Dalam perkembangan sastra
akhir-akhir ini, karya sastra dapat dikelompokkan menjadi dua kelompok, yaitu
(a) sastra imajinatif, dan (b) sastra non-imajinatif.
Sastra imajinatif mempunyai ciri ciri
sebagai berikut:
1.
Isinya
bersifat khayali
2.
Menggunakan
bahasa yang konotatif
3.
Memenuhi
syarat-syarat estetika seni.
Sedangkan sastra non-imajinatif
mempunyai ciri-ciri sebagai berikut:
1.
Isinya
menekankan unsur faktual/faktanya.
2.
Menggunakan
bahasa yang cenderung denotatif.
3.
Memenuhi
unsur-unsur estetika seni.
Dengan demikian dapat dikatakan
bahwa kesamaan antara sastra imajinatif dan non-imajinatif adalah masalah estetika
seni. Unsur estetika seni meliputi keutuhan (unity), keselarasan (harmony),
keseimbangan (balance), fokus/pusat penekanan suatu unsur (right emphasis).
Sedangkan perbedaannya terletak pada isi dan bahasanya. Isi sastra imajinatif
sepenuhnya bersifat khayal/fiktif, sedangkan isi sastra non-imajinantif
didominasi oleh fakta-fakta.
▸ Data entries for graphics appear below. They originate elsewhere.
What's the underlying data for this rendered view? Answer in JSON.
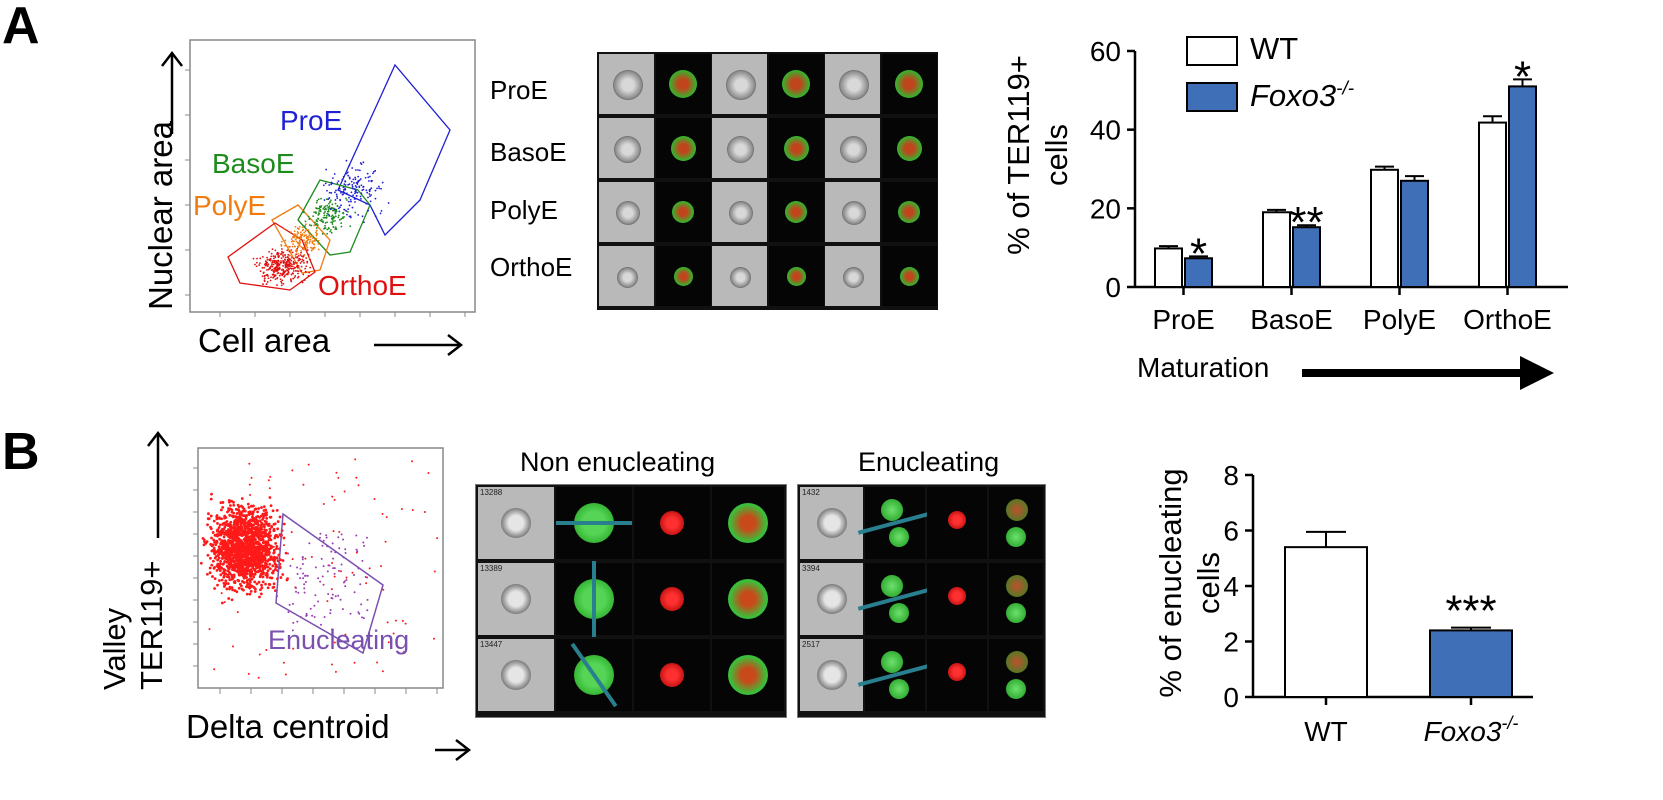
{
  "panel_a": {
    "letter": "A",
    "scatter": {
      "ylabel": "Nuclear area",
      "xlabel": "Cell area",
      "gates": [
        "ProE",
        "BasoE",
        "PolyE",
        "OrthoE"
      ],
      "gate_colors": [
        "#1f1fd6",
        "#1d8c1d",
        "#f07c10",
        "#e01010"
      ]
    },
    "imaging_rows": [
      "ProE",
      "BasoE",
      "PolyE",
      "OrthoE"
    ]
  },
  "panel_b": {
    "letter": "B",
    "scatter": {
      "ylabel_line1": "Valley",
      "ylabel_line2": "TER119+",
      "xlabel": "Delta centroid",
      "gate_label": "Enucleating",
      "gate_color": "#7a50b0"
    },
    "imaging": {
      "left_title": "Non enucleating",
      "right_title": "Enucleating",
      "left_ids": [
        "13288",
        "13389",
        "13447"
      ],
      "right_ids": [
        "1432",
        "3394",
        "2517"
      ]
    }
  },
  "chart_data": [
    {
      "type": "bar",
      "categories": [
        "ProE",
        "BasoE",
        "PolyE",
        "OrthoE"
      ],
      "series": [
        {
          "name": "WT",
          "values": [
            9.8,
            19.0,
            29.8,
            41.8
          ],
          "errors": [
            0.6,
            0.6,
            0.8,
            1.6
          ],
          "color": "#ffffff"
        },
        {
          "name": "Foxo3-/-",
          "values": [
            7.3,
            15.2,
            27.0,
            51.0
          ],
          "errors": [
            0.5,
            0.5,
            1.2,
            1.8
          ],
          "color": "#3f6fb7"
        }
      ],
      "significance": [
        "*",
        "**",
        "",
        "*"
      ],
      "ylabel_line1": "% of TER119+",
      "ylabel_line2": "cells",
      "xlabel": "Maturation",
      "yticks": [
        0,
        20,
        40,
        60
      ],
      "ylim": [
        0,
        60
      ],
      "legend": [
        "WT",
        "Foxo3"
      ],
      "legend_superscript": "-/-",
      "legend_position": "top-left"
    },
    {
      "type": "bar",
      "categories": [
        "WT",
        "Foxo3"
      ],
      "category_superscript": [
        "",
        "-/-"
      ],
      "values": [
        5.4,
        2.4
      ],
      "errors": [
        0.55,
        0.1
      ],
      "colors": [
        "#ffffff",
        "#3f6fb7"
      ],
      "significance": [
        "",
        "***"
      ],
      "ylabel_line1": "% of enucleating",
      "ylabel_line2": "cells",
      "yticks": [
        0,
        2,
        4,
        6,
        8
      ],
      "ylim": [
        0,
        8
      ]
    }
  ]
}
Bahasa sastra imajinatif cenderung konotatif,
sedangkan bahasa sastra non-imajinatif cenderung denotatif.
Bentuk karya sastra yang termasuk karya
sastra imajinatif adalah
1.
Puisi,
antara lain : Epik, Lirik, Dramatik dan lain-lain
2.
Prosa antara
lain : Fiksi (novel, cerpen, roman) dan
3.
Drama
antara lain drama prosa dan drama puisi
Bentuk karya sastra yang termasuk sastra
non-imajinatif adalah
1.
Esai, yaitu
karangan pendek tentang suatu fakta yang dikupas menurut pandangan pribadi
penulisnya.
2.
Kritik,
adalah analisis untuk menilai suatu karya seni atau karya sastra.
3.
Biografi,
adalah cerita tentang kehidupan seseorang yang ditulis oleh orang lain.
4.
Otobiografi,
adalah biografi yang ditulis oleh tokohnya sendiri.
5.
Sejarah,
adalah cerita tentang zaman lampau suatu masyarakat berdasarkan sumber tertulis
maupun tidak tertulis.
6.
Memoar,
adalah otobiografi tentang sebagian pengalaman hidup saja.
7.
Catatan
harian, adalah catataan seseorang tentang dirinya atau lingkungannya yang
ditulis secara teratur.
C.
Pengertian
pengajaran sastra
Sistem pengajaran sastra
memerlukan pembenahan besar dengan kepentingan untuk pencapaian proses dan
hasil maksimal. Sistem itu mengaju pada kurikulum dan strategi guru dalam
pengajaran sastar. Suwardi Endraswara (2002) dalam sekian tulisan mengenai
pengajaran sastra di Indonesia kerap mempersoalkan kebobrokan dan kelemahan
atau dalam istilah yang keren disebut “terkena infeksi”, “terjangkit virus
kronis”, dan “suram”. Kondisi-kondisi itu menjadi sebab pengajaran sastra bisa
membuat “perut mual” dan “influenza berat”. Istilah-istilah yang digunakan
Suwardi Endraswara itu mempresentasikan kondisi pengajaran sastra di Indonesia
yang masih bermasalah dan belum menemukan jalan pencerahan.
Strategi guru dalam
pengajaran sastra memainkan peran penting untuk merealisasikan idealitas
pengajaran sastra. Raymon Rodrigues mengajukan suatu strategi terapan yang
mungkin bisa diadopsi dalam pengajaran sastra dengan cara diskusi, bermain
peran, dramatisasi adegan, presentase kemedia, menelaah nilai sastra,
menulis kreatif, dan tinjauan kesusastraan. Stratewgi pengajaran sastra itu
memang berat untuk bisa direalisasikan oleh guru tapi mungkin dilakukan dengan
niat bahwa ada proses pembaruan dalam pengajaran dengan perhitungan gagal dan
berhasil.
Beradasarkan uraian di atas
dapat dikatakan bahwa pengajaran sastra adalah metode-metode/cara yang dapat
mempermudah pengajaran sastra dalam pendidikan dan dapat menggugah minat siswa
untuk menyenangi sastra.
D.
Tujuan
pengajaran sastra
a.
Pengetahuan Tentang
Sastra
Secara garis besar tujuan pengajaran sastra bisa dibagi menjadi dua bagian.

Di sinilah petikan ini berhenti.